In a study of 404 females without hair or scalp disease, daily lost hair was collected over 6 weeks, where the mean hair loss rate was found to range from 28 to 35 per day. Also, fewer than 50 hairs can be significantly abnormal in a patient having lost 50% of his/her hair volume.

Diagnostic definitions for cut-offs cannot be established for wash test as vellus hair count on the surface does not correlate with actual vellus hair counts (on scalp biopsy), as many vellus hair follicles fail to reach the scalp surface.

It is cumbersome for the patient to abstain from shampooing for 7 days.

We advise daily hair collection over 4 days after last shampooing in our center. Also, daily hair counts more than 70 are further probed into.

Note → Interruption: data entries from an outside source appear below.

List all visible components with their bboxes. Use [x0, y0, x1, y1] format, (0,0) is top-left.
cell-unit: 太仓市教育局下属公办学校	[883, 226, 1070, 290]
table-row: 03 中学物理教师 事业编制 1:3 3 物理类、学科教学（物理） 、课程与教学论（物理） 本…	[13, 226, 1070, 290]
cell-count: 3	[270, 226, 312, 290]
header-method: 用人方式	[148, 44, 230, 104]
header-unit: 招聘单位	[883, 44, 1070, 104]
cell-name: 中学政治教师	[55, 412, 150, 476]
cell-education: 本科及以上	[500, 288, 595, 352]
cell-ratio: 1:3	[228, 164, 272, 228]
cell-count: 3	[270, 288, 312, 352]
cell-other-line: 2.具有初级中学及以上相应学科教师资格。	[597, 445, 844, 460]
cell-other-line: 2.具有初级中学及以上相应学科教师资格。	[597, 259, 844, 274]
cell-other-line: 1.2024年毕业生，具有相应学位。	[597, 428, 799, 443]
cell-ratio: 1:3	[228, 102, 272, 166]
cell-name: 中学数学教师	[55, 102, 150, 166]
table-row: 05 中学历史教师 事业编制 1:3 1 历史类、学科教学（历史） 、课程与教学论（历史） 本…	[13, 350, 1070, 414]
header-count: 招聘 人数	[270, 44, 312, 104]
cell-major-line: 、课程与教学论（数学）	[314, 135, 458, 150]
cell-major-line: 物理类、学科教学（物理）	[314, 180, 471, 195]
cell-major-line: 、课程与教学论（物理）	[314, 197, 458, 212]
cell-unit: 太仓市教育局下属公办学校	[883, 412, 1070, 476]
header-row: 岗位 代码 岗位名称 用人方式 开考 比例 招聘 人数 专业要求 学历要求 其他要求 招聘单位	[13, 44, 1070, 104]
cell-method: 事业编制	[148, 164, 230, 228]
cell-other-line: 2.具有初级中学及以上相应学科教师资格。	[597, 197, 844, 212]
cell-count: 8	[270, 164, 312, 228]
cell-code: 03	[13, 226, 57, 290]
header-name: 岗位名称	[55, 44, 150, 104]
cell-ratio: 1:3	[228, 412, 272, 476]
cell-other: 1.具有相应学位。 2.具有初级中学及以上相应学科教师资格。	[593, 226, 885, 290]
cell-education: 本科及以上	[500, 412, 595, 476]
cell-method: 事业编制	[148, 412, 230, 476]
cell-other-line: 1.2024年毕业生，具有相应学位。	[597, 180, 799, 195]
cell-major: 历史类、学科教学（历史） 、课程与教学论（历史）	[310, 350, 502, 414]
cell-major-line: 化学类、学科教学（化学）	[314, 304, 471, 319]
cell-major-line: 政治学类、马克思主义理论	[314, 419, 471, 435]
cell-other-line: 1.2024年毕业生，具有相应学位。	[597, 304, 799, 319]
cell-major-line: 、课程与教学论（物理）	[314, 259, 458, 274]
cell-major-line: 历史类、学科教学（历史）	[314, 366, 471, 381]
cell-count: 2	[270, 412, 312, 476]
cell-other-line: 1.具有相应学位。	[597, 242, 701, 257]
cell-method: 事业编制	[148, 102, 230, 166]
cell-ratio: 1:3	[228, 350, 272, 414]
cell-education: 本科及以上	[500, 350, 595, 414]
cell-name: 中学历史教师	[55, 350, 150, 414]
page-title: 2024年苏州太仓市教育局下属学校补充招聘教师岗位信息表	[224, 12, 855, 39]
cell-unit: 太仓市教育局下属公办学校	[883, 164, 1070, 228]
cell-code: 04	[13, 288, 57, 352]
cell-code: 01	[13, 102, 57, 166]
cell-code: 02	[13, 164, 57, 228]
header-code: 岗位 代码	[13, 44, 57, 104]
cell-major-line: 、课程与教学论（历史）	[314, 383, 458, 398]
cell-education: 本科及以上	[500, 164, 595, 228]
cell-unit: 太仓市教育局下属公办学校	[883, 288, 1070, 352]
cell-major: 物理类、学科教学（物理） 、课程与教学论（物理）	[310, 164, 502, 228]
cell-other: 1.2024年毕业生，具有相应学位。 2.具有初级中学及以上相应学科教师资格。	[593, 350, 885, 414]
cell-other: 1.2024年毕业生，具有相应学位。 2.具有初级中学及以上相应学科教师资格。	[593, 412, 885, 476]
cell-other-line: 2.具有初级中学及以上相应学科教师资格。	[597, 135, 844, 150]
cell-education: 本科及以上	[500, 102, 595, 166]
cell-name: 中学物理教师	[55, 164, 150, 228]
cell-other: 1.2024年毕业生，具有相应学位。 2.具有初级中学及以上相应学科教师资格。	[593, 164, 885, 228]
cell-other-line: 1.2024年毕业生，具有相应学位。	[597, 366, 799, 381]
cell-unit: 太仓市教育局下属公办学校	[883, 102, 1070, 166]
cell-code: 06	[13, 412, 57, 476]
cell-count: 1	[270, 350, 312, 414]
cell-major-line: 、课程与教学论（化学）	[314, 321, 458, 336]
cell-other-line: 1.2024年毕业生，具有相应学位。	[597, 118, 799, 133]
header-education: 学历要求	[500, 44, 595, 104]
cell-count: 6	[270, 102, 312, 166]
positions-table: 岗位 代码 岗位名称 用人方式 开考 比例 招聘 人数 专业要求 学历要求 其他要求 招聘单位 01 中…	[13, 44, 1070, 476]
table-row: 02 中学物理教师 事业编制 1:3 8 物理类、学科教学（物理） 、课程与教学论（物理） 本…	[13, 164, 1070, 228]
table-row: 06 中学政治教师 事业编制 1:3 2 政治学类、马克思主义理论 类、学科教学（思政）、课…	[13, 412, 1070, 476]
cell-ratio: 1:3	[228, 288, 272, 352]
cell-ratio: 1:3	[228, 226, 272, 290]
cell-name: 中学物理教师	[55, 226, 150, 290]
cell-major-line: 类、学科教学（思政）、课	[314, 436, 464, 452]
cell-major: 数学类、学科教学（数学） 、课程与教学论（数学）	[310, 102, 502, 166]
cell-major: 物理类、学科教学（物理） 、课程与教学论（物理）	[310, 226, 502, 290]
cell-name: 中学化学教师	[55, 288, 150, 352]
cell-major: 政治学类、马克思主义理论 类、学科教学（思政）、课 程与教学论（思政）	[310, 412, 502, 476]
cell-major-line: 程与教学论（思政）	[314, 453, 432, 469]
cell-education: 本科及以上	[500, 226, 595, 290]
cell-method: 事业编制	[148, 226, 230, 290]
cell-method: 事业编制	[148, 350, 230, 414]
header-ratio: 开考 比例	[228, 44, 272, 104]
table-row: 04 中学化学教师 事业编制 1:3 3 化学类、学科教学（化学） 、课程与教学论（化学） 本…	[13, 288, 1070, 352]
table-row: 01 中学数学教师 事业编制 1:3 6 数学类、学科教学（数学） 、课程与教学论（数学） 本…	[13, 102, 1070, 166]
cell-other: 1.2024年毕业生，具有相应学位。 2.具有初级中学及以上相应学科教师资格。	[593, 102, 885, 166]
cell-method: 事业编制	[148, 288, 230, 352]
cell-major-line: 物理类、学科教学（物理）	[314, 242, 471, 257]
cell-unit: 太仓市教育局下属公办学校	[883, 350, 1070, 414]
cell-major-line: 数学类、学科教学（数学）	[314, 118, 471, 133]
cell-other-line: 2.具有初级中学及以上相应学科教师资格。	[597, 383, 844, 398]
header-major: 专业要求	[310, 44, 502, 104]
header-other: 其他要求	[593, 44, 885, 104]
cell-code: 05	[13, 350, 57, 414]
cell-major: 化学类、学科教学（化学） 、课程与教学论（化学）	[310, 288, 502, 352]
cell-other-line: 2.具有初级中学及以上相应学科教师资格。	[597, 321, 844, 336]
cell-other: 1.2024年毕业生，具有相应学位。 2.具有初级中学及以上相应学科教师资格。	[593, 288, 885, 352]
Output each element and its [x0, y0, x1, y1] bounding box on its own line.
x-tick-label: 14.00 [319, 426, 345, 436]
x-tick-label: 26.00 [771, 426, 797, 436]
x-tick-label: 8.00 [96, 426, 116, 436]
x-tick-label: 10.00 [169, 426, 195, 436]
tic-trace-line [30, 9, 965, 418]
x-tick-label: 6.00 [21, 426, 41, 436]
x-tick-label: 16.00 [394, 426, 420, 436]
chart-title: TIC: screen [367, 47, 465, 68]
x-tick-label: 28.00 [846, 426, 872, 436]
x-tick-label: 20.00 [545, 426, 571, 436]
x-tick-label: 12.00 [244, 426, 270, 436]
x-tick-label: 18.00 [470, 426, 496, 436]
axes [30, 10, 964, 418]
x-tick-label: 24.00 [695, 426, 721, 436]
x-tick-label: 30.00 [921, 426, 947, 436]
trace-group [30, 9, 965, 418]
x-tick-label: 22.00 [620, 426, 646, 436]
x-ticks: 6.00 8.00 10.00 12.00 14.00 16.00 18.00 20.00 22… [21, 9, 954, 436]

Falsely elevated numbers in 'daily hair counts' and the '60-s hair counts' tests could be due to hair breakage during combing.

These techniques, although easy to perform and inexpensive, are neither standardized nor diagnostic. They however give the clinician an estimate of the amount of hair shedding. Also, the 60-s hair counts cannot adequately measure the number of hairs shed from the lateral and posterior portions of the scalp.

4. Pull test

This is also known as the 'traction test' or 'Sabouraud's sign' or the 'pull-out sign.'

Approximately 20-60 hairs are grasped between the thumb, index and middle fingers from the base of the hairs near the scalp and firmly, but not forcefully, tugged away from the scalp. If more than 10% hairs are pulled away from the scalp, this constitutes a positive pull test and implies active hair shedding. The patient must not shampoo for at least a day prior to the pull test (Fig. 2).

Merits and demerits

This test is based on the concept of 'gentle' pulling of the hair to bring about shedding of telogen hairs. It helps to assess the severity and location of hair loss. The test is positive in cases of telogen effluvium, anagen effluvium, loose anagen syndrome, early cases of patterned alopecia and at the advancing edge of alopecia areata. In cases of acute telogen effluvium, the pull test is positive over the entire scalp whereas in cases of AGA, it could usually be positive over the area of thinning.

The extraction of anagen hairs with thickened root sheaths strongly suggests cicatricial alopecia, even if the pull test does not reveal increased hair loss. Therefore, even though only a few hairs may be extracted, the pull test is always regarded as pathological if anagen hairs are present.

Hair pull tests vary from person to person. It is a very rough method and difficult to standardize as it is subject to so much interindividual variation among investigators. The pulling force is not distributed uniformly all over the whole bundle, which creates variation in the pulling force from one hair to another. It is also difficult to approximate the number of hairs grasped, thereby leading to false inference of the test. Moreover, negative tests do not exclude the diagnosis.